Assessment of COSMO-RS for Predicting Liquid–Liquid Equilibrium in Systems Containing Deep Eutectic Solvents

Abstract

Deep eutectic solvents (DESs) have gained significant attention as green solvents for liquid–liquid extraction applications. Predictive thermodynamic models can identify suitable DESs for a specific separation problem. To this end, we conducted a comprehensive evaluation of the conductor-like screening model for real solvents (COSMO-RS) to predict liquid–liquid equilibrium (LLE) in systems containing DESs. The TZVP and TZVPD-FINE parameter sets of COSMO-RS were considered, and the salts were modeled as associated or fully dissociated ions.

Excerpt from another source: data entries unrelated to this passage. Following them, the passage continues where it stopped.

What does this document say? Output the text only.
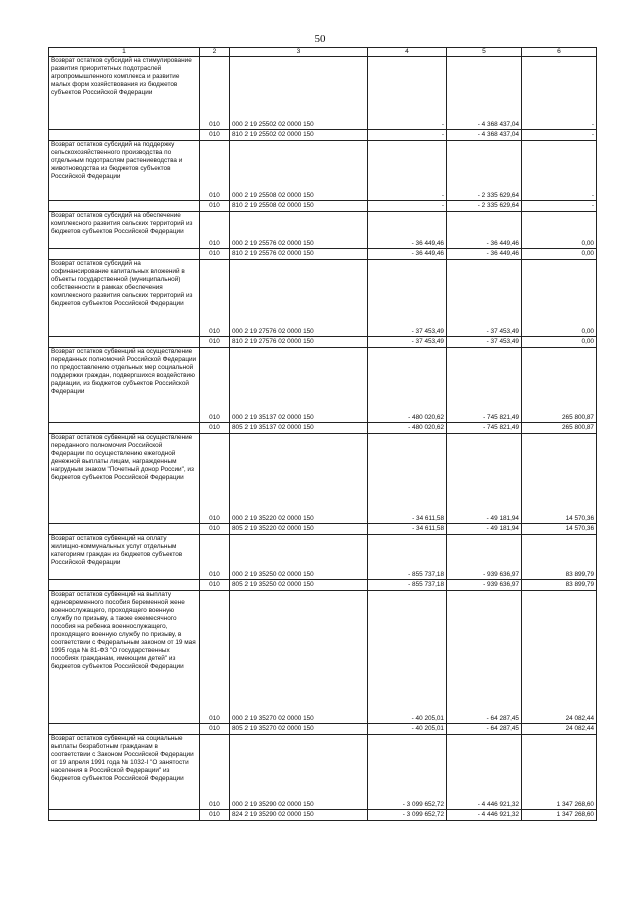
50
1	2	3	4	5	6
Возврат остатков субсидий на стимулирование развития приоритетных подотраслей агропромышленного комплекса и развитие малых форм хозяйствования из бюджетов субъектов Российской Федерации	010	000 2 19 25502 02 0000 150	-	- 4 368 437,04	-
	010	810 2 19 25502 02 0000 150	-	- 4 368 437,04	-
Возврат остатков субсидий на поддержку сельскохозяйственного производства по отдельным подотраслям растениеводства и животноводства из бюджетов субъектов Российской Федерации	010	000 2 19 25508 02 0000 150	-	- 2 335 629,64	-
	010	810 2 19 25508 02 0000 150	-	- 2 335 629,64	-
Возврат остатков субсидий на обеспечение комплексного развития сельских территорий из бюджетов субъектов Российской Федерации	010	000 2 19 25576 02 0000 150	- 36 449,46	- 36 449,46	0,00
	010	810 2 19 25576 02 0000 150	- 36 449,46	- 36 449,46	0,00
Возврат остатков субсидий на софинансирование капитальных вложений в объекты государственной (муниципальной) собственности в рамках обеспечения комплексного развития сельских территорий из бюджетов субъектов Российской Федерации	010	000 2 19 27576 02 0000 150	- 37 453,49	- 37 453,49	0,00
	010	810 2 19 27576 02 0000 150	- 37 453,49	- 37 453,49	0,00
Возврат остатков субвенций на осуществление переданных полномочий Российской Федерации по предоставлению отдельных мер социальной поддержки граждан, подвергшихся воздействию радиации, из бюджетов субъектов Российской Федерации	010	000 2 19 35137 02 0000 150	- 480 020,62	- 745 821,49	265 800,87
	010	805 2 19 35137 02 0000 150	- 480 020,62	- 745 821,49	265 800,87
Возврат остатков субвенций на осуществление переданного полномочия Российской Федерации по осуществлению ежегодной денежной выплаты лицам, награжденным нагрудным знаком "Почетный донор России", из бюджетов субъектов Российской Федерации	010	000 2 19 35220 02 0000 150	- 34 611,58	- 49 181,94	14 570,36
	010	805 2 19 35220 02 0000 150	- 34 611,58	- 49 181,94	14 570,36
Возврат остатков субвенций на оплату жилищно-коммунальных услуг отдельным категориям граждан из бюджетов субъектов Российской Федерации	010	000 2 19 35250 02 0000 150	- 855 737,18	- 939 636,97	83 899,79
	010	805 2 19 35250 02 0000 150	- 855 737,18	- 939 636,97	83 899,79
Возврат остатков субвенций на выплату единовременного пособия беременной жене военнослужащего, проходящего военную службу по призыву, а также ежемесячного пособия на ребенка военнослужащего, проходящего военную службу по призыву, в соответствии с Федеральным законом от 19 мая 1995 года № 81-ФЗ "О государственных пособиях гражданам, имеющим детей" из бюджетов субъектов Российской Федерации	010	000 2 19 35270 02 0000 150	- 40 205,01	- 64 287,45	24 082,44
	010	805 2 19 35270 02 0000 150	- 40 205,01	- 64 287,45	24 082,44
Возврат остатков субвенций на социальные выплаты безработным гражданам в соответствии с Законом Российской Федерации от 19 апреля 1991 года № 1032-I "О занятости населения в Российской Федерации" из бюджетов субъектов Российской Федерации	010	000 2 19 35290 02 0000 150	- 3 099 652,72	- 4 446 921,32	1 347 268,60
	010	824 2 19 35290 02 0000 150	- 3 099 652,72	- 4 446 921,32	1 347 268,60
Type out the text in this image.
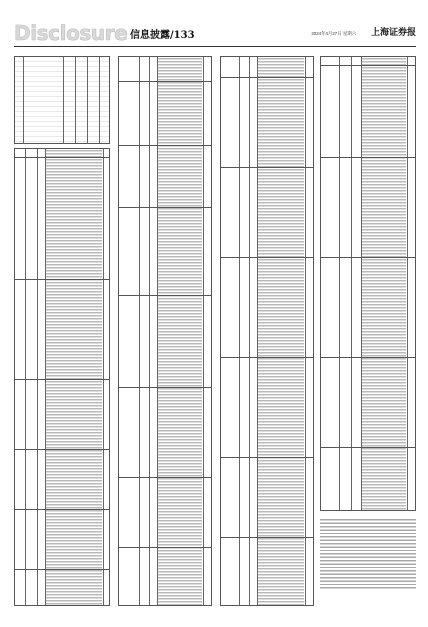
Disclosure 信息披露/133	2024年4月27日 星期六 上海证券报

The results showed that COSMO-RS predicted LLE in all systems with an average root mean square deviations (RMSDs) below 10% and represented lower average RMSD in systems with nonsalt DESs than salt-based DESs. COSMO-RS predictions using the TZVPD-FINE parameter set were slightly better than the TZVP parameter set. Nevertheless, the COSMO-RS predictions of the solute distribution between the phases were not accurate enough compared to experimental data using either of the parameter sets. COSMO-RS largely overestimated the solute partition coefficients for aromatic and heterocyclic solutes in systems containing alkanes and salt-based DES. On the other hand, acceptable RMSDs and reliable predictions of partition coefficients were observed for alcohol solutes in systems containing alkanes and salt-based DESs. Given the complexity of describing the interactions and LLE in quaternary systems containing salts, further improvements in the COSMO-RS model are still needed. This study highlighted the potential and shortcomings of COSMO-RS as a tool to utilize DES for liquid–liquid extraction applications.